What kind of formation is needed in today’s times?

The face of God has the features of Jesus of Nazareth. Through his words and gestures, we “know” the Father. The Gospel and Scripture are at the center of the formation of consecrated men and women. Biblical studies, however, are insufficient, especially for religious women. They are indispensable and as such, they constitute an important part of formation programmes; however, they must be integrated with anthropological disciplines, which are anything but widespread. The human dimension of education has too little space. The Lord, however, became flesh. In the folds of this flesh is hidden the narrative of a God who never ceases to speak to us. Knowing others and ourselves better brings us closer to Him. This is even more important for women’s religious life, which has a strong community connotation. Increasingly, as a result of declining vocations, congregations are maintaining a single novitiate or juniorate for all aspirants or dividing them by continent. Different cultures live side by side. It is not easy. Unless formation is capable of incorporating them, of making dialogue.
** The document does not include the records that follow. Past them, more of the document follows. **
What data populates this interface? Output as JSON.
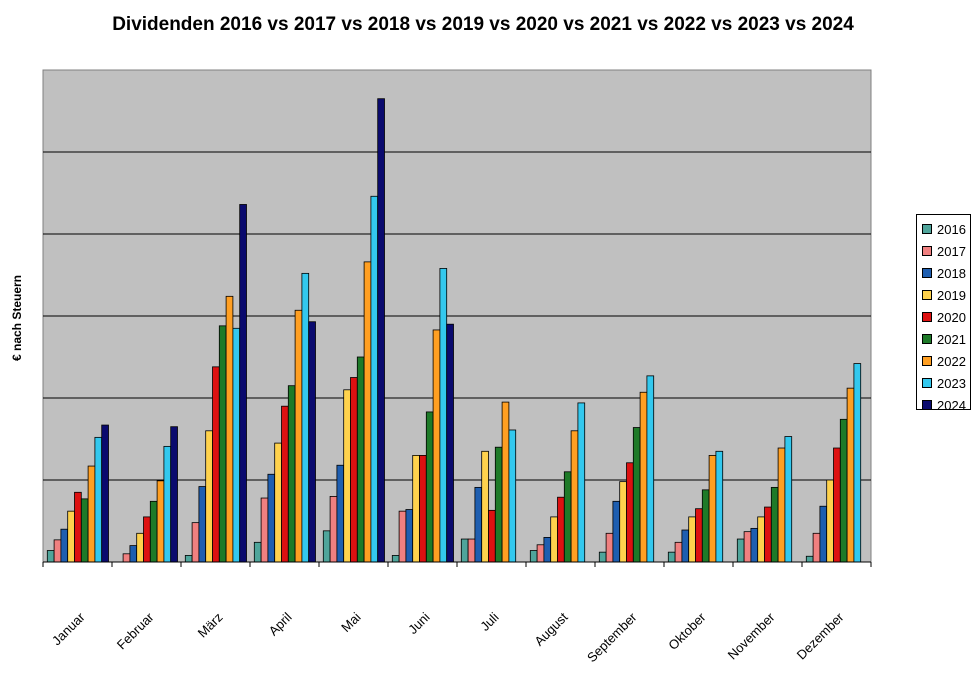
{
  "chart_data": {
    "type": "bar",
    "title": "Dividenden 2016 vs 2017 vs 2018 vs 2019 vs 2020 vs 2021 vs 2022 vs 2023 vs 2024",
    "xlabel": "",
    "ylabel": "€ nach Steuern",
    "ylim": [
      0,
      6
    ],
    "grid": true,
    "legend": "right",
    "categories": [
      "Januar",
      "Februar",
      "März",
      "April",
      "Mai",
      "Juni",
      "Juli",
      "August",
      "September",
      "Oktober",
      "November",
      "Dezember"
    ],
    "series": [
      {
        "name": "2016",
        "color": "#4fa59b",
        "values": [
          0.14,
          0,
          0.08,
          0.24,
          0.38,
          0.08,
          0.28,
          0.14,
          0.12,
          0.12,
          0.28,
          0.07
        ]
      },
      {
        "name": "2017",
        "color": "#f08080",
        "values": [
          0.27,
          0.1,
          0.48,
          0.78,
          0.8,
          0.62,
          0.28,
          0.21,
          0.35,
          0.24,
          0.37,
          0.35
        ]
      },
      {
        "name": "2018",
        "color": "#1e5eb0",
        "values": [
          0.4,
          0.2,
          0.92,
          1.07,
          1.18,
          0.64,
          0.91,
          0.3,
          0.74,
          0.39,
          0.41,
          0.68
        ]
      },
      {
        "name": "2019",
        "color": "#ffd24d",
        "values": [
          0.62,
          0.35,
          1.6,
          1.45,
          2.1,
          1.3,
          1.35,
          0.55,
          0.98,
          0.55,
          0.55,
          1.0
        ]
      },
      {
        "name": "2020",
        "color": "#dd1111",
        "values": [
          0.85,
          0.55,
          2.38,
          1.9,
          2.25,
          1.3,
          0.63,
          0.79,
          1.21,
          0.65,
          0.67,
          1.39
        ]
      },
      {
        "name": "2021",
        "color": "#1e7a28",
        "values": [
          0.77,
          0.74,
          2.88,
          2.15,
          2.5,
          1.83,
          1.4,
          1.1,
          1.64,
          0.88,
          0.91,
          1.74
        ]
      },
      {
        "name": "2022",
        "color": "#ff9f22",
        "values": [
          1.17,
          0.99,
          3.24,
          3.07,
          3.66,
          2.83,
          1.95,
          1.6,
          2.07,
          1.3,
          1.39,
          2.12
        ]
      },
      {
        "name": "2023",
        "color": "#33c8ee",
        "values": [
          1.52,
          1.41,
          2.85,
          3.52,
          4.46,
          3.58,
          1.61,
          1.94,
          2.27,
          1.35,
          1.53,
          2.42
        ]
      },
      {
        "name": "2024",
        "color": "#0a0a6e",
        "values": [
          1.67,
          1.65,
          4.36,
          2.93,
          5.65,
          2.9,
          0,
          0,
          0,
          0,
          0,
          0
        ]
      }
    ]
  }
}
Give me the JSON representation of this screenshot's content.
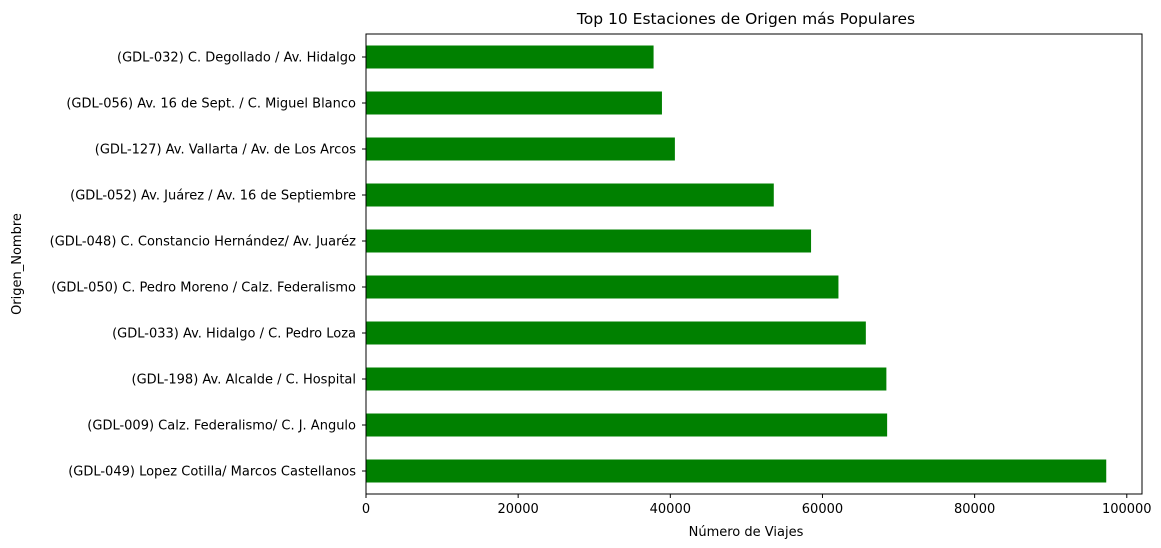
{
  "chart_data": {
    "type": "bar",
    "orientation": "horizontal",
    "title": "Top 10 Estaciones de Origen más Populares",
    "xlabel": "Número de Viajes",
    "ylabel": "Origen_Nombre",
    "xlim": [
      0,
      102000
    ],
    "xticks": [
      0,
      20000,
      40000,
      60000,
      80000,
      100000
    ],
    "xtick_labels": [
      "0",
      "20000",
      "40000",
      "60000",
      "80000",
      "100000"
    ],
    "bar_color": "#008000",
    "categories": [
      "(GDL-032) C. Degollado / Av. Hidalgo",
      "(GDL-056) Av. 16 de Sept. / C. Miguel Blanco",
      "(GDL-127) Av. Vallarta / Av. de Los Arcos",
      "(GDL-052) Av. Juárez / Av. 16 de Septiembre",
      "(GDL-048) C. Constancio Hernández/ Av. Juaréz",
      "(GDL-050) C. Pedro Moreno / Calz. Federalismo",
      "(GDL-033) Av. Hidalgo / C. Pedro Loza",
      "(GDL-198) Av. Alcalde / C. Hospital",
      "(GDL-009) Calz. Federalismo/ C. J. Angulo",
      "(GDL-049) Lopez Cotilla/ Marcos Castellanos"
    ],
    "values": [
      37800,
      38900,
      40600,
      53600,
      58500,
      62100,
      65700,
      68400,
      68500,
      97300
    ],
    "grid": false,
    "legend": false
  }
}
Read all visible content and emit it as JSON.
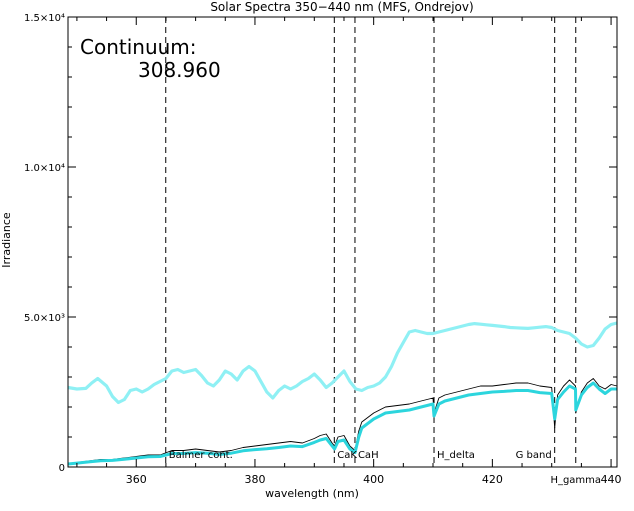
{
  "chart_data": {
    "type": "line",
    "title": "Solar Spectra 350−440 nm (MFS, Ondrejov)",
    "xlabel": "wavelength (nm)",
    "ylabel": "Irradiance",
    "xlim": [
      348.5,
      441
    ],
    "ylim": [
      0,
      15000
    ],
    "x_ticks": [
      {
        "value": 360,
        "label": "360"
      },
      {
        "value": 380,
        "label": "380"
      },
      {
        "value": 400,
        "label": "400"
      },
      {
        "value": 420,
        "label": "420"
      },
      {
        "value": 440,
        "label": "440"
      }
    ],
    "y_ticks": [
      {
        "value": 0,
        "label": "0"
      },
      {
        "value": 5000,
        "label": "5.0×10³"
      },
      {
        "value": 10000,
        "label": "1.0×10⁴"
      },
      {
        "value": 15000,
        "label": "1.5×10⁴"
      }
    ],
    "annotation": {
      "title": "Continuum:",
      "value": "308.960"
    },
    "colors": {
      "continuum": "#8ff0f4",
      "smoothed": "#2cd5dd",
      "raw": "#000000",
      "axes": "#000000"
    },
    "marker_lines": [
      {
        "x": 364.97,
        "label": "Balmer cont."
      },
      {
        "x": 393.37,
        "label": "CaK"
      },
      {
        "x": 396.85,
        "label": "CaH"
      },
      {
        "x": 410.17,
        "label": "H_delta"
      },
      {
        "x": 430.5,
        "label": "G band"
      },
      {
        "x": 434.05,
        "label": "H_gamma"
      }
    ],
    "series": [
      {
        "id": "continuum",
        "style": "thick",
        "x": [
          348.5,
          350,
          351.5,
          352.5,
          353.5,
          355,
          356,
          357,
          358,
          359,
          360,
          361,
          362,
          363,
          364,
          365,
          366,
          367,
          368,
          369,
          370,
          371,
          372,
          373,
          374,
          375,
          376,
          377,
          378,
          379,
          380,
          381,
          382,
          383,
          384,
          385,
          386,
          387,
          388,
          389,
          390,
          391,
          392,
          393,
          394,
          395,
          396,
          397,
          398,
          399,
          400,
          401,
          402,
          403,
          404,
          405,
          406,
          407,
          408,
          409,
          410,
          411,
          412,
          413,
          414,
          415,
          416,
          417,
          418,
          419,
          420,
          421,
          422,
          423,
          424,
          425,
          426,
          427,
          428,
          429,
          430,
          431,
          432,
          433,
          434,
          435,
          436,
          437,
          438,
          439,
          440,
          441
        ],
        "y": [
          2650,
          2600,
          2620,
          2800,
          2950,
          2700,
          2350,
          2150,
          2250,
          2550,
          2600,
          2500,
          2600,
          2750,
          2850,
          2950,
          3200,
          3250,
          3150,
          3200,
          3250,
          3050,
          2800,
          2700,
          2900,
          3200,
          3100,
          2900,
          3200,
          3350,
          3200,
          2850,
          2500,
          2300,
          2550,
          2700,
          2600,
          2700,
          2850,
          2950,
          3100,
          2900,
          2650,
          2800,
          3000,
          3200,
          2850,
          2600,
          2550,
          2650,
          2700,
          2800,
          3000,
          3350,
          3800,
          4150,
          4500,
          4550,
          4500,
          4450,
          4450,
          4500,
          4550,
          4600,
          4650,
          4700,
          4750,
          4780,
          4760,
          4740,
          4720,
          4700,
          4680,
          4650,
          4640,
          4630,
          4620,
          4640,
          4660,
          4680,
          4650,
          4550,
          4500,
          4450,
          4300,
          4100,
          4000,
          4050,
          4300,
          4600,
          4750,
          4800
        ]
      },
      {
        "id": "raw",
        "style": "thin",
        "x": [
          348.5,
          350,
          352,
          354,
          356,
          358,
          360,
          362,
          364,
          366,
          368,
          370,
          372,
          374,
          376,
          378,
          380,
          382,
          384,
          386,
          388,
          390,
          391,
          392,
          393,
          393.4,
          394,
          395,
          396,
          396.85,
          397.5,
          398,
          400,
          402,
          404,
          406,
          408,
          410,
          410.17,
          411,
          412,
          414,
          416,
          418,
          420,
          422,
          424,
          426,
          428,
          430,
          430.5,
          431,
          432,
          433,
          434,
          434.05,
          435,
          436,
          437,
          438,
          439,
          440,
          441
        ],
        "y": [
          100,
          150,
          200,
          250,
          250,
          300,
          350,
          400,
          400,
          550,
          550,
          600,
          550,
          500,
          550,
          650,
          700,
          750,
          800,
          850,
          800,
          950,
          1050,
          1100,
          800,
          700,
          1000,
          1050,
          700,
          550,
          1200,
          1500,
          1800,
          2000,
          2050,
          2100,
          2200,
          2300,
          1800,
          2300,
          2400,
          2500,
          2600,
          2700,
          2700,
          2750,
          2800,
          2800,
          2700,
          2650,
          1300,
          2400,
          2700,
          2900,
          2700,
          1800,
          2500,
          2800,
          2950,
          2700,
          2600,
          2750,
          2700
        ]
      },
      {
        "id": "smoothed",
        "style": "thick",
        "x": [
          348.5,
          350,
          352,
          354,
          356,
          358,
          360,
          362,
          364,
          366,
          368,
          370,
          372,
          374,
          376,
          378,
          380,
          382,
          384,
          386,
          388,
          390,
          391,
          392,
          393,
          393.4,
          394,
          395,
          396,
          396.85,
          397.5,
          398,
          400,
          402,
          404,
          406,
          408,
          410,
          410.17,
          411,
          412,
          414,
          416,
          418,
          420,
          422,
          424,
          426,
          428,
          430,
          430.5,
          431,
          432,
          433,
          434,
          434.05,
          435,
          436,
          437,
          438,
          439,
          440,
          441
        ],
        "y": [
          100,
          130,
          170,
          210,
          220,
          260,
          300,
          340,
          350,
          450,
          450,
          480,
          460,
          420,
          460,
          540,
          580,
          610,
          650,
          700,
          680,
          820,
          900,
          950,
          700,
          600,
          850,
          900,
          600,
          480,
          1000,
          1300,
          1600,
          1800,
          1850,
          1900,
          2000,
          2100,
          1700,
          2100,
          2200,
          2300,
          2400,
          2450,
          2500,
          2520,
          2550,
          2550,
          2480,
          2450,
          1600,
          2250,
          2500,
          2700,
          2600,
          1900,
          2400,
          2650,
          2800,
          2600,
          2450,
          2600,
          2600
        ]
      }
    ]
  }
}
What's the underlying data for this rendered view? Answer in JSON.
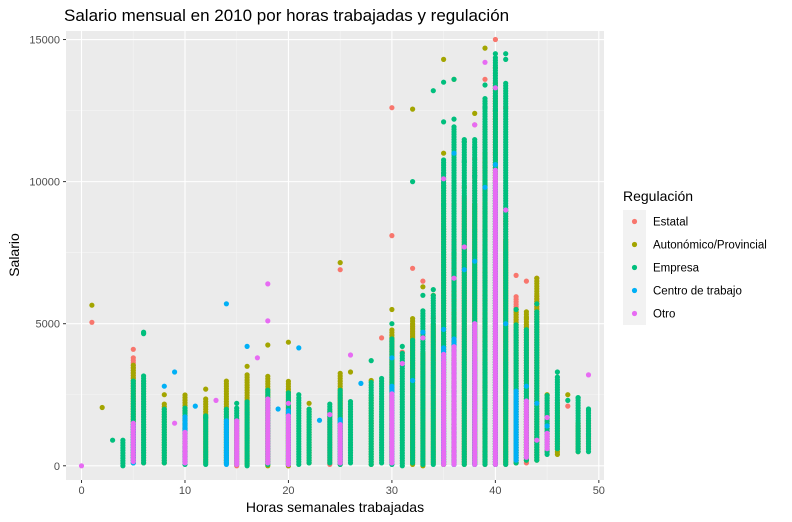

Dialogue is a word you often use, in it being linked to formation.

Dialogue between generations and between genders is the horizon towards which integral religious formation must strive. The engine for moving in that direction is audacity.

What do you mean by dialogue between genders?

This is a crucial point. Consecrated women and men are called upon to collaborate in the mission. It is necessary, therefore, that they learn to relate to each other in a healthy way. At present, many men affect the formation of women religious. The opposite, however, unfortunately, remains the exception. There are just a few women who play an important role in the formation of priests or consecrated persons. This is a serious limitation that we must have the audacity to modify. In faith as in life, women's hermeneutics is distinct from men's hermeneutics. Men are deprived of a precious wealth. I have seen with my own eyes, in the fight against sexual abuse and abuses of power, how important consecrated women are in accompanying wounded communities.

Dialogue and courage. Is there another word that could guide the formation of women religious in Latin America?

Quality. In the recent past, Latin America has made enormous strides in combating illiteracy. Today, the girls who knock on our doors are at least high school graduates. Often, however, congregations do not give due importance to the need to provide them with adequate and significant professional training, unlike in male religious life. Consecrated men engaged in college or post-graduate careers are allowed to commit themselves full-time to their studies. We are not. We must do so while we serve. The old prejudice of the nun as a “laborer”, unfortunately, is tough to kill off.    

Sister Liliana “met” God when she was still very young. “I must have been about four years old”, she recounts. One day, her grandmother, who lived next door to the convent of the Carmelite Missionaries of Medellín, made her place her ear up against the wall. On the other side of the wall was the chapel of the Blessed Sacrament. “Listen to how He loves you and tell Him that you love Him, too”, the elderly woman told her granddaughter. “At that moment I had my first clear image of God, a Father-Mother full of love. This is the great challenge of religious formation, i.e. to transmit the authentic image of the Lord. The rest is consequence."

Today, Sister Liliana from Colombia prefers to refer to herself simply “woman and disciple”.